Détruire les mangroves, c'est réduire la biodiversité marine.
Woods Hole Oceanographic Institution

Il est de bon ton, en France, de vitupérer contre ceux qui rappellent la fragilité de notre monde.

Des écologistes, Claude Allègre pense qu’ils «sont en train de nous amener au tombeau». L’essayiste Pascal Bruckner met sur un pied d’égalité le discours «des républicains américains tentant de censurer les glaciologues et les climatologues» et «la pétition de 400 savants demandant au gouvernement de faire taire Allègre». A se demander quelle place l’écologie peut-elle occuper dans la France des Lumières, du moins ce qu’il en reste.

Les experts du Programme des Nations unies pour l’environnement (Pnue) n’en sont plus là.
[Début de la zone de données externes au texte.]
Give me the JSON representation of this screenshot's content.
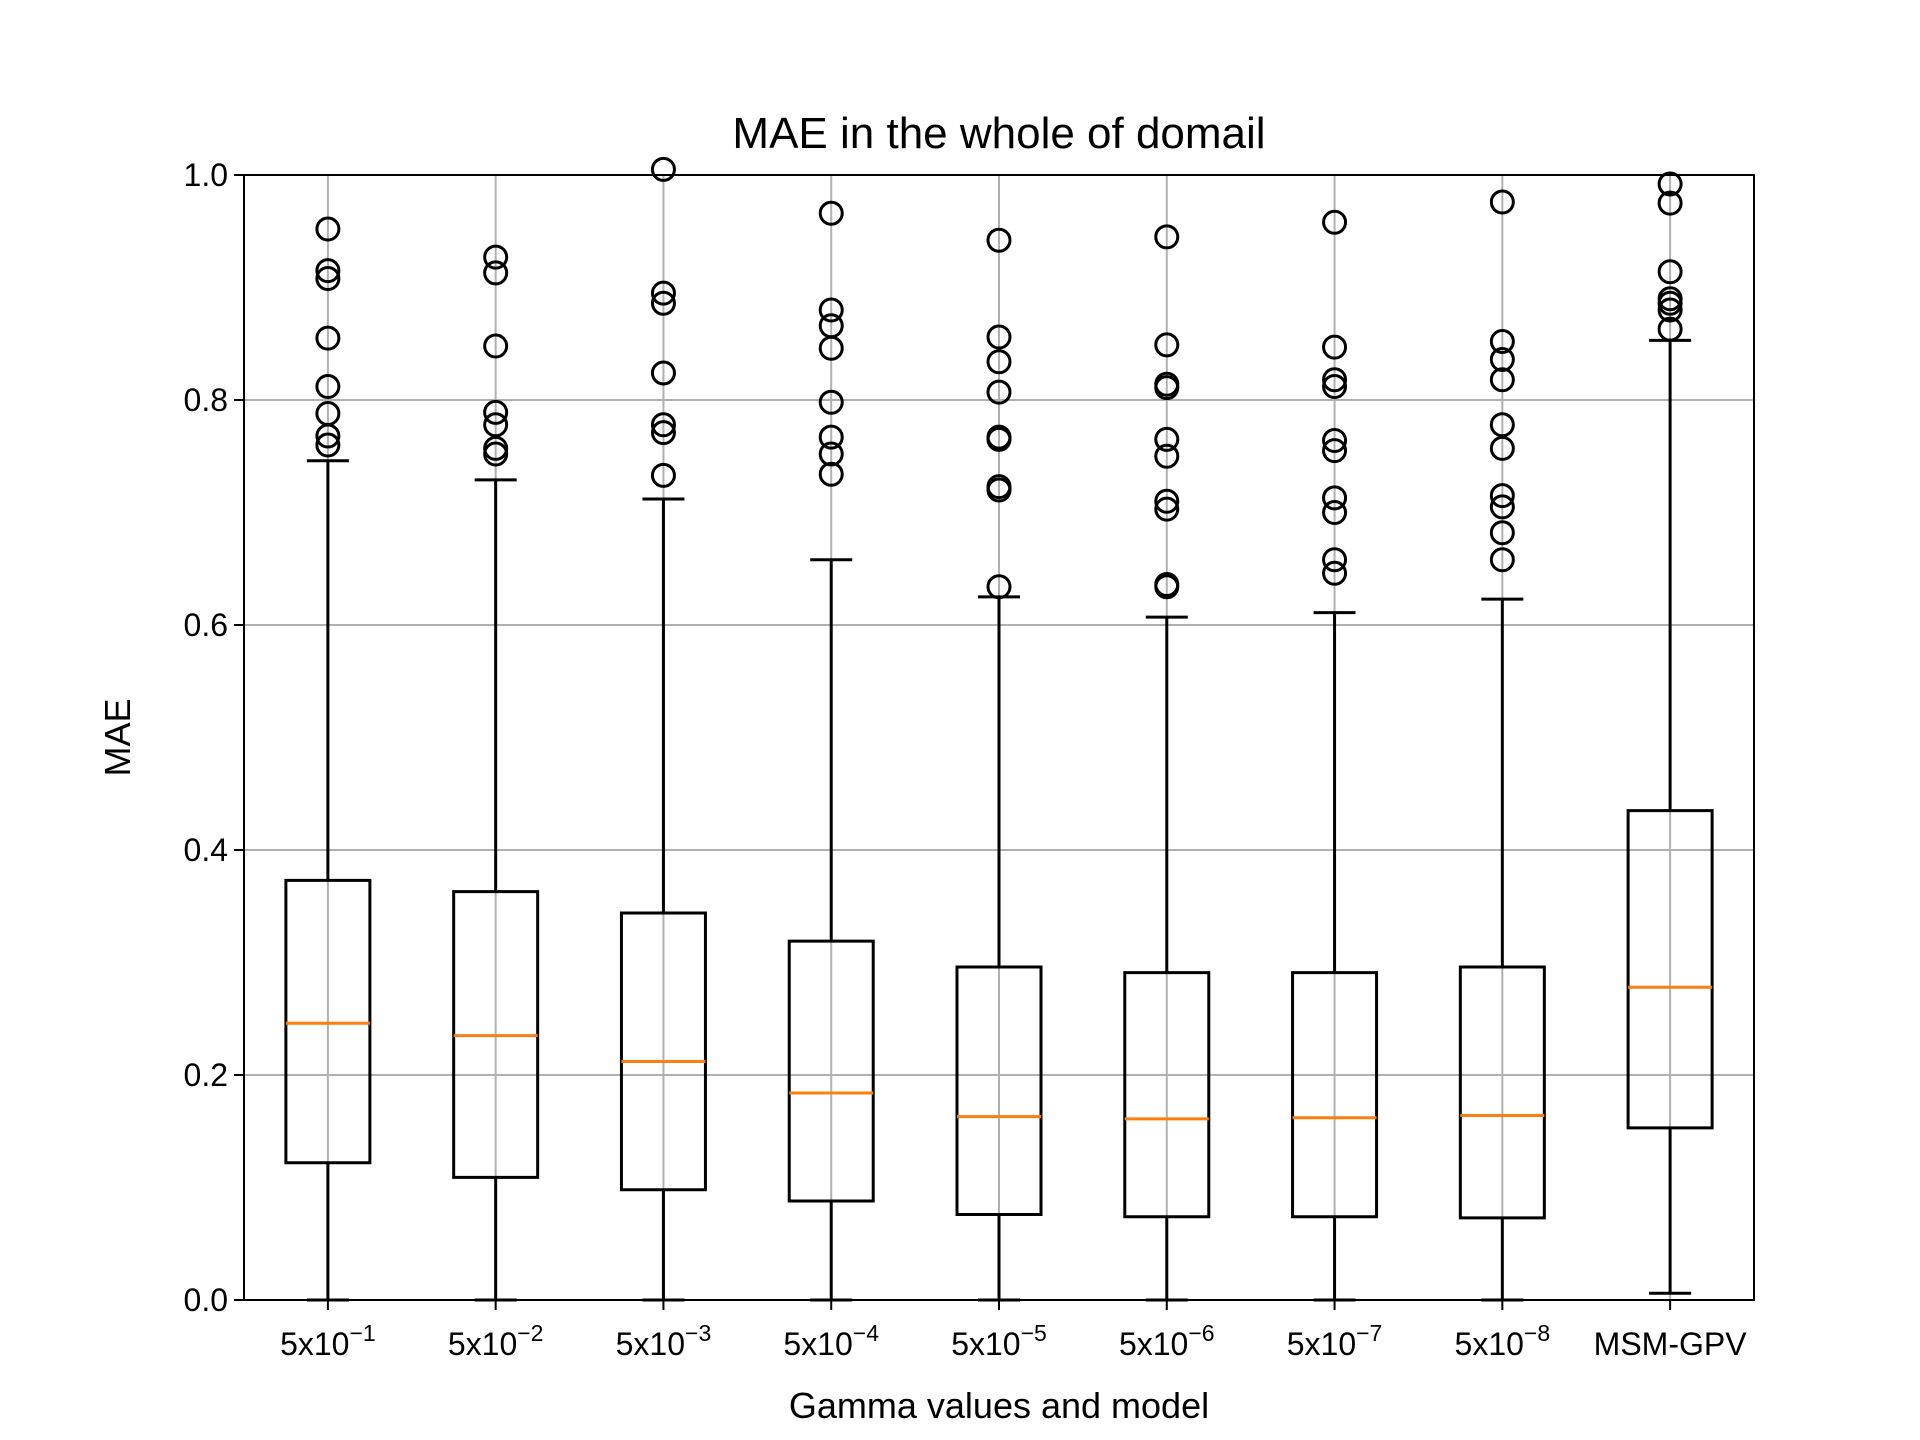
{
  "chart_data": {
    "type": "boxplot",
    "title": "MAE in the whole of domail",
    "xlabel": "Gamma values and model",
    "ylabel": "MAE",
    "ylim": [
      0.0,
      1.0
    ],
    "yticks": [
      "0.0",
      "0.2",
      "0.4",
      "0.6",
      "0.8",
      "1.0"
    ],
    "grid": true,
    "colors": {
      "box": "#000000",
      "median": "#ff7f0e",
      "grid": "#b0b0b0"
    },
    "categories": [
      {
        "base": "5x10",
        "exp": "−1"
      },
      {
        "base": "5x10",
        "exp": "−2"
      },
      {
        "base": "5x10",
        "exp": "−3"
      },
      {
        "base": "5x10",
        "exp": "−4"
      },
      {
        "base": "5x10",
        "exp": "−5"
      },
      {
        "base": "5x10",
        "exp": "−6"
      },
      {
        "base": "5x10",
        "exp": "−7"
      },
      {
        "base": "5x10",
        "exp": "−8"
      },
      {
        "base": "MSM-GPV",
        "exp": ""
      }
    ],
    "boxes": [
      {
        "whisker_low": 0.0,
        "q1": 0.122,
        "median": 0.246,
        "q3": 0.373,
        "whisker_high": 0.746,
        "outliers": [
          0.952,
          0.915,
          0.908,
          0.855,
          0.812,
          0.788,
          0.768,
          0.76
        ]
      },
      {
        "whisker_low": 0.0,
        "q1": 0.109,
        "median": 0.235,
        "q3": 0.363,
        "whisker_high": 0.729,
        "outliers": [
          0.927,
          0.913,
          0.848,
          0.789,
          0.778,
          0.757,
          0.752
        ]
      },
      {
        "whisker_low": 0.0,
        "q1": 0.098,
        "median": 0.212,
        "q3": 0.344,
        "whisker_high": 0.712,
        "outliers": [
          1.005,
          0.895,
          0.886,
          0.824,
          0.778,
          0.771,
          0.733
        ]
      },
      {
        "whisker_low": 0.0,
        "q1": 0.088,
        "median": 0.184,
        "q3": 0.319,
        "whisker_high": 0.658,
        "outliers": [
          0.966,
          0.88,
          0.866,
          0.846,
          0.798,
          0.767,
          0.752,
          0.734
        ]
      },
      {
        "whisker_low": 0.0,
        "q1": 0.076,
        "median": 0.163,
        "q3": 0.296,
        "whisker_high": 0.625,
        "outliers": [
          0.942,
          0.856,
          0.834,
          0.807,
          0.767,
          0.765,
          0.723,
          0.72,
          0.634
        ]
      },
      {
        "whisker_low": 0.0,
        "q1": 0.074,
        "median": 0.161,
        "q3": 0.291,
        "whisker_high": 0.607,
        "outliers": [
          0.945,
          0.849,
          0.814,
          0.811,
          0.765,
          0.75,
          0.71,
          0.703,
          0.636,
          0.634
        ]
      },
      {
        "whisker_low": 0.0,
        "q1": 0.074,
        "median": 0.162,
        "q3": 0.291,
        "whisker_high": 0.611,
        "outliers": [
          0.958,
          0.847,
          0.818,
          0.812,
          0.764,
          0.755,
          0.713,
          0.7,
          0.658,
          0.646
        ]
      },
      {
        "whisker_low": 0.0,
        "q1": 0.073,
        "median": 0.164,
        "q3": 0.296,
        "whisker_high": 0.623,
        "outliers": [
          0.976,
          0.852,
          0.836,
          0.818,
          0.778,
          0.757,
          0.715,
          0.705,
          0.682,
          0.658
        ]
      },
      {
        "whisker_low": 0.006,
        "q1": 0.153,
        "median": 0.278,
        "q3": 0.435,
        "whisker_high": 0.853,
        "outliers": [
          0.992,
          0.975,
          0.914,
          0.89,
          0.886,
          0.88,
          0.863
        ]
      }
    ]
  }
}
Peu de temps avant l’ouverture du sommet de la terre, Rio+20, en juin dernier, la presque agence de l’ONU a publié un volumineux rapport sur l’avenir de la planète. Sombre avenir, a priori, au vu des seuils critiques que nous sommes en passe de franchir. «Une fois ces seuils critiques dépassés, des changements abrupts et peut-être irréversibles dans les fonctions de la planète nécessaires à la vie sont susceptibles de se produire en ayant des conséquences importantes pour le bien-être humain», avertissent les auteurs.

Quelques exemples, pour les sceptiques: «L’effondrement d’écosystèmes lacustres et estuairiens d’eau douce en raison de leur eutrophisation constitue un exemple de changement abrupt à l’échelle régional; la fonte accélérée de la calotte glaciaire arctique et la régression des glaciers par suite d’une amplification du réchauffement planétaire sont un exemple de changement abrupt et irréversible».

Les impacts de nos activités sur le système terrestre dégradent déjà nos conditions de vie: l’augmentation de la température moyenne a une incidence forte sur l’expansion du paludisme; inondations et sécheresses, «qui atteignent un niveau sans précédent», influent sur l’état de santé des éco-systèmes et des populations. La montée du niveau de la mer menace la sûreté et la sécurité alimentaire de nombreux Etats insulaires. La diminution de la biodiversité compromet la fourniture de services écosystémiques, telles les nurseries de poissons.

Arrêter les frais? C’est encore possible, estiment les rapporteurs. Toutefois, soulignent-ils, «en raison de la complexité du système terrestre, les réponses doivent porter sur les causes profondes, les facteurs sous-jacents des changements environnementaux et non pas simplement sur les pressions et les symptômes».